The representation of Sandberg by Wynn-Williams is certainly three-dimensional. At first, she was fascinated by the power of Sandberg’s stars: “She turns on charisma and that transforms her from a normal -year -old woman to someone really glamorous. I swear – her hair, her eyes, her makeup, her skin – suddenly she shines positively … radiating confidence and charm. “

Later, especially after the 2013 publication of Sandberg’s book “Lean in”, the image turns. Sandberg’s book is promoted as a guide for women trying to prosper in the professional world dominated by men despite their responsibilities at home; This encourages them to assert themselves and, among other things, openly speak of sexism in the workplace. On Facebook, writes Wynn-Williams, she will see these precepts “tested, chewed and thrown aside”.

Sandberg becomes more of someone’s quintessence with the proverbial iron whim. According to the book, she decides to make Facebook sponsor a global initiative of organ donation.
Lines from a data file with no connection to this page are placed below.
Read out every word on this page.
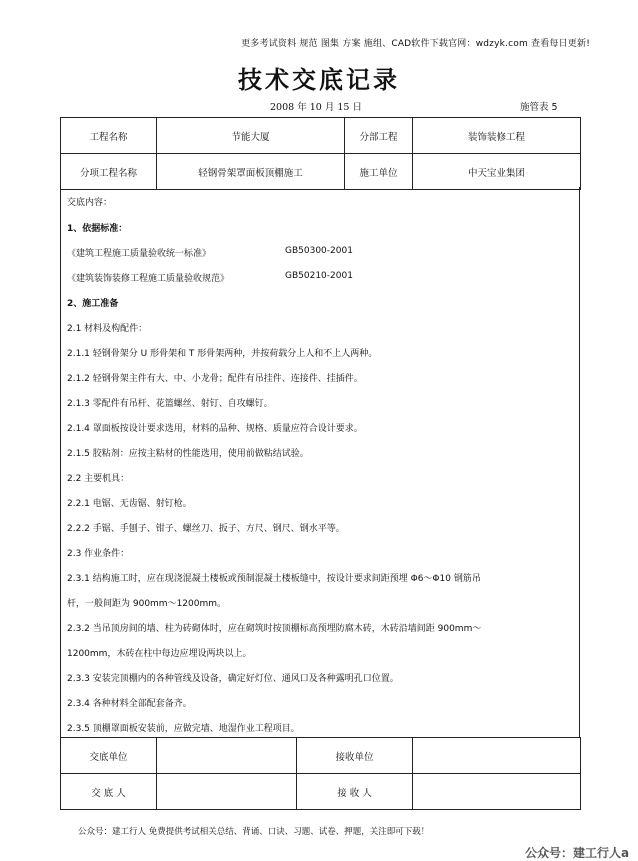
更多考试资料 规范 图集 方案 施组、CAD软件下载官网：wdzyk.com 查看每日更新!
技术交底记录
2008 年 10 月 15 日	施管表 5
工程名称	节能大厦	分部工程	装饰装修工程
分项工程名称	轻钢骨架罩面板顶棚施工	施工单位	中天宝业集团
交底内容：
1、依据标准：
《建筑工程施工质量验收统一标准》	GB50300-2001
《建筑装饰装修工程施工质量验收规范》	GB50210-2001
2、施工准备
2.1 材料及构配件：
2.1.1 轻钢骨架分 U 形骨架和 T 形骨架两种，并按荷载分上人和不上人两种。
2.1.2 轻钢骨架主件有大、中、小龙骨；配件有吊挂件、连接件、挂插件。
2.1.3 零配件有吊杆、花篮螺丝、射钉、自攻螺钉。
2.1.4 罩面板按设计要求选用，材料的品种、规格、质量应符合设计要求。
2.1.5 胶粘剂：应按主粘材的性能选用，使用前做粘结试验。
2.2 主要机具：
2.2.1 电锯、无齿锯、射钉枪。
2.2.2 手锯、手刨子、钳子、螺丝刀、扳子、方尺、钢尺、钢水平等。
2.3 作业条件：
2.3.1 结构施工时，应在现浇混凝土楼板或预制混凝土楼板缝中，按设计要求间距预埋 Φ6～Φ10 钢筋吊
杆，一般间距为 900mm～1200mm。
2.3.2 当吊顶房间的墙、柱为砖砌体时，应在砌筑时按顶棚标高预埋防腐木砖，木砖沿墙间距 900mm～
1200mm，木砖在柱中每边应埋设两块以上。
2.3.3 安装完顶棚内的各种管线及设备，确定好灯位、通风口及各种露明孔口位置。
2.3.4 各种材料全部配套备齐。
2.3.5 顶棚罩面板安装前，应做完墙、地湿作业工程项目。
交底单位		接收单位	
交 底 人		接 收 人	
公众号：建工行人 免费提供考试相关总结、背诵、口诀、习题、试卷、押题，关注即可下载！
公众号：建工行人a
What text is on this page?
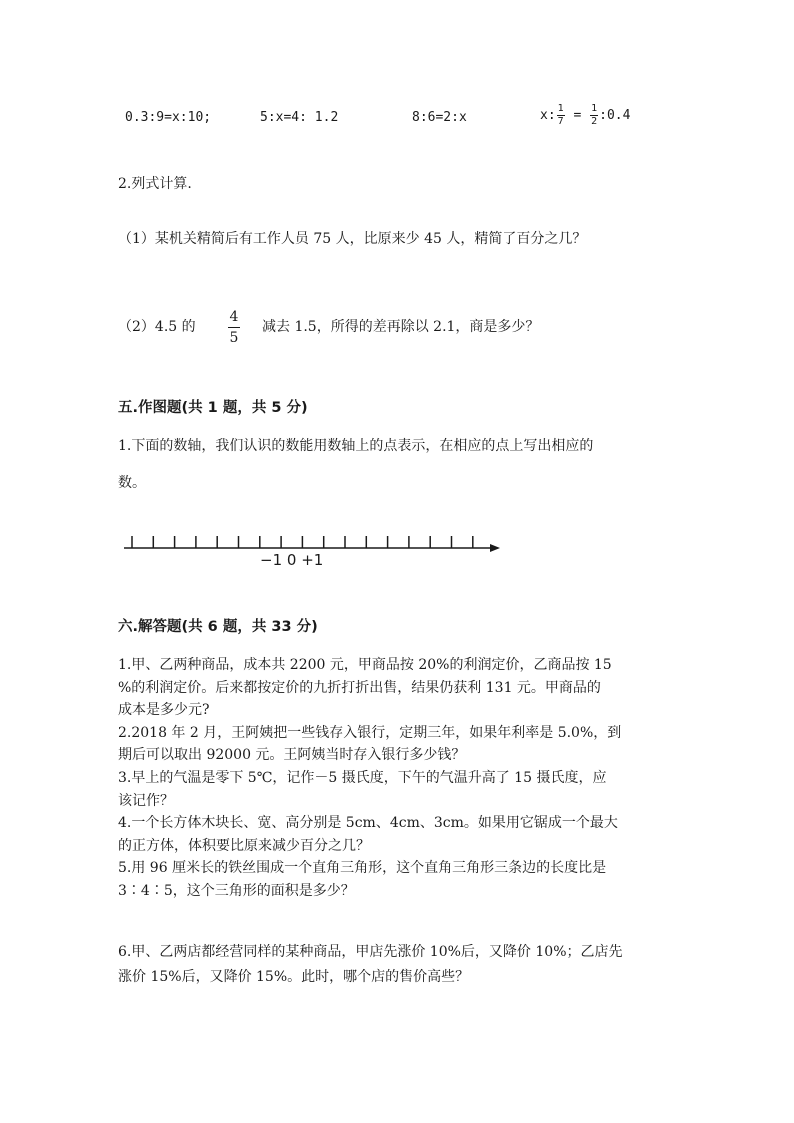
0.3:9=x:10;	5:x=4: 1.2	8:6=2:x	x: $\frac{1}{7} = \frac{1}{2}$ :0.4
2.列式计算.
（1）某机关精简后有工作人员 75 人，比原来少 45 人，精简了百分之几？
（2）4.5 的
4
5
减去 1.5，所得的差再除以 2.1，商是多少？
五.作图题(共 1 题，共 5 分)
1.下面的数轴，我们认识的数能用数轴上的点表示，在相应的点上写出相应的
数。
−1 0 +1
六.解答题(共 6 题，共 33 分)
1.甲、乙两种商品，成本共 2200 元，甲商品按 20%的利润定价，乙商品按 15
%的利润定价。后来都按定价的九折打折出售，结果仍获利 131 元。甲商品的
成本是多少元?
2.2018 年 2 月，王阿姨把一些钱存入银行，定期三年，如果年利率是 5.0%，到
期后可以取出 92000 元。王阿姨当时存入银行多少钱？
3.早上的气温是零下 5℃，记作－5 摄氏度，下午的气温升高了 15 摄氏度，应
该记作？
4.一个长方体木块长、宽、高分别是 5cm、4cm、3cm。如果用它锯成一个最大
的正方体，体积要比原来减少百分之几？
5.用 96 厘米长的铁丝围成一个直角三角形，这个直角三角形三条边的长度比是
3∶4∶5，这个三角形的面积是多少？
6.甲、乙两店都经营同样的某种商品，甲店先涨价 10%后，又降价 10%；乙店先
涨价 15%后，又降价 15%。此时，哪个店的售价高些？
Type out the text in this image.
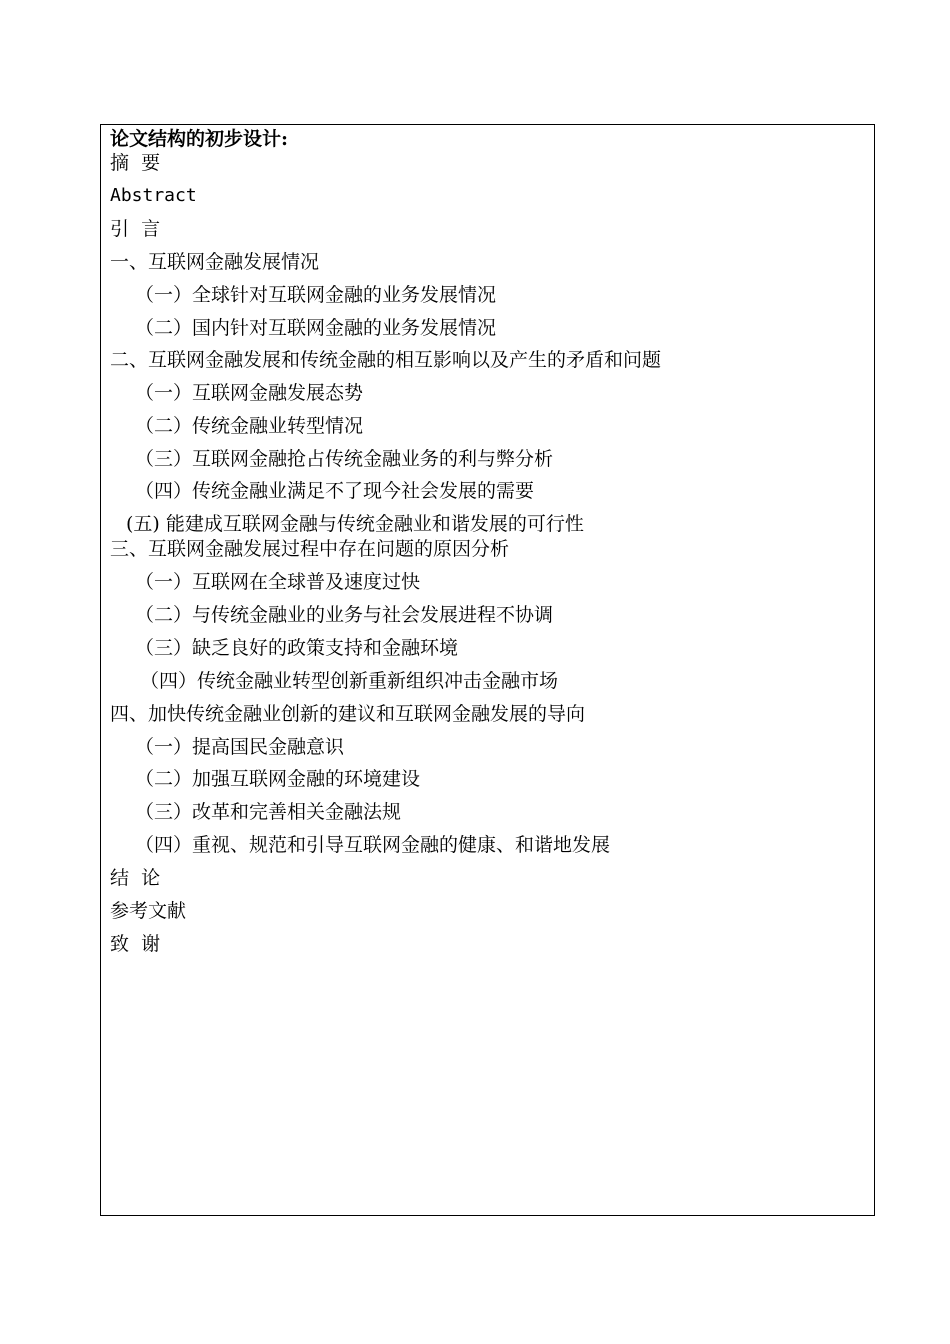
论文结构的初步设计:
摘  要
Abstract
引  言
一、互联网金融发展情况
（一）全球针对互联网金融的业务发展情况
（二）国内针对互联网金融的业务发展情况
二、互联网金融发展和传统金融的相互影响以及产生的矛盾和问题
（一）互联网金融发展态势
（二）传统金融业转型情况
（三）互联网金融抢占传统金融业务的利与弊分析
（四）传统金融业满足不了现今社会发展的需要
(五) 能建成互联网金融与传统金融业和谐发展的可行性
三、互联网金融发展过程中存在问题的原因分析
（一）互联网在全球普及速度过快
（二）与传统金融业的业务与社会发展进程不协调
（三）缺乏良好的政策支持和金融环境
（四）传统金融业转型创新重新组织冲击金融市场
四、加快传统金融业创新的建议和互联网金融发展的导向
（一）提高国民金融意识
（二）加强互联网金融的环境建设
（三）改革和完善相关金融法规
（四）重视、规范和引导互联网金融的健康、和谐地发展
结  论
参考文献
致  谢
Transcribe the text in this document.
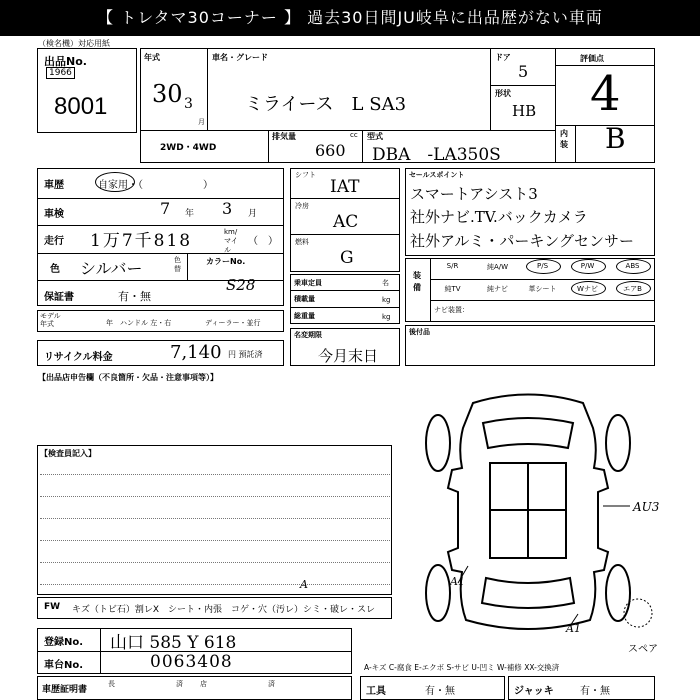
【 トレタマ30コーナー 】 過去30日間JU岐阜に出品歴がない車両
（検名機）対応用紙
出品No.
1966
8001
年式
30 3
月
車名・グレード
ミライース　L SA3
ドア
5
形状
HB
評価点
4
内装 B
2WD・4WD
排気量	cc
660
型式
DBA　-LA350S
車歴	自家用・（　　　　　　）
車検	7 年 3 月
走行 1万7千818	km/マイル
（　）
色 シルバー	色替
カラーNo.
S28
保証書	有・無
モデル年式	年 ハンドル 左・右	ディーラー・並行
リサイクル料金	7,140 円 預託済
シフト
IAT
冷房
AC
燃料
G
乗車定員	名
積載量	kg
総重量	kg
名変期限
今月末日
セールスポイント
スマートアシスト3
社外ナビ.TV.バックカメラ
社外アルミ・パーキングセンサー
装備
ナビ装置：
後付品
【出品店申告欄（不良箇所・欠品・注意事項等）】
【検査員記入】
AU3
A1
A1
スペア
FW キズ（トビ石）割レX　シート・内張　コゲ・穴（汚レ）シミ・破レ・スレ
A
登録No. 山口 585 Y 618
車台No.	0063408	A-キズ C-腐食 E-エクボ S-サビ U-凹ミ W-補修 XX-交換済
車歴証明書
長	済 店	済
工具	有・無	ジャッキ	有・無
S/R	純A/W	P/S	P/W	ABS
純TV	純ナビ	革シート	Wナビ	エアB
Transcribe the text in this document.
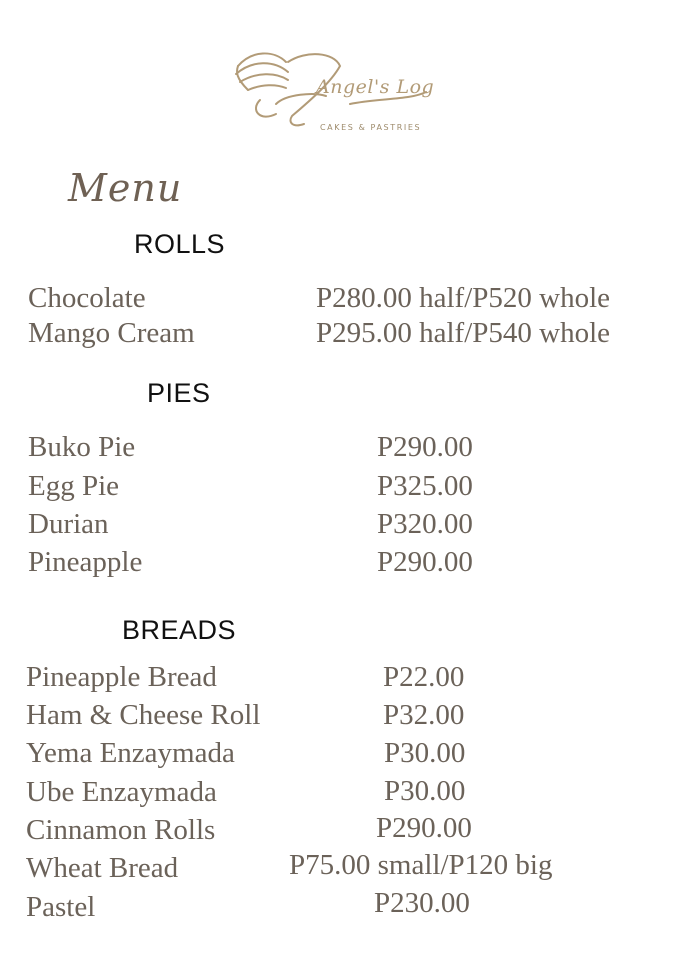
Angel's Log
CAKES & PASTRIES
Menu
ROLLS
Chocolate	P280.00 half/P520 whole
Mango Cream	P295.00 half/P540 whole
PIES
Buko Pie	P290.00
Egg Pie	P325.00
Durian	P320.00
Pineapple	P290.00
BREADS
Pineapple Bread	P22.00
Ham & Cheese Roll	P32.00
Yema Enzaymada	P30.00
Ube Enzaymada	P30.00
Cinnamon Rolls	P290.00
Wheat Bread	P75.00 small/P120 big
Pastel	P230.00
Warned by Wynn-Williams of obstacles which include religious scruples in certain countries, laws against organ trafficking in others and confidentiality problems elsewhere, Sandberg says with indignation: “Do you want to tell me that if my four-year-old child died and that the only thing that saves him was a new kidney, that I could not fly to Mexico and putting one in my handbag?

“It’s true,” replied Wynn-Williams, a moment she says opens a flaw between her and Sandberg.

Sandberg refused through a representative to give me an answer to the book record.

Going to the absolute truth of the Wynn-Williams account may never be possible. It is the disadvantage when a denunciator becomes public. In the most general terms, however, the “reckless people” sound true.

What one could call the anti -social behavior of the META social media society was presented in the proceedings of government agencies and official surveys, many of which indicate the indifference of the company to regulatory surveillance.

And that brings us back to the fundamental question of Meta’s campaign to remove the “reckless people”: given how much is already public on his behavior, and how much the history of Wynn-Williams is already published on what Meta already recognizes, why did he disturb?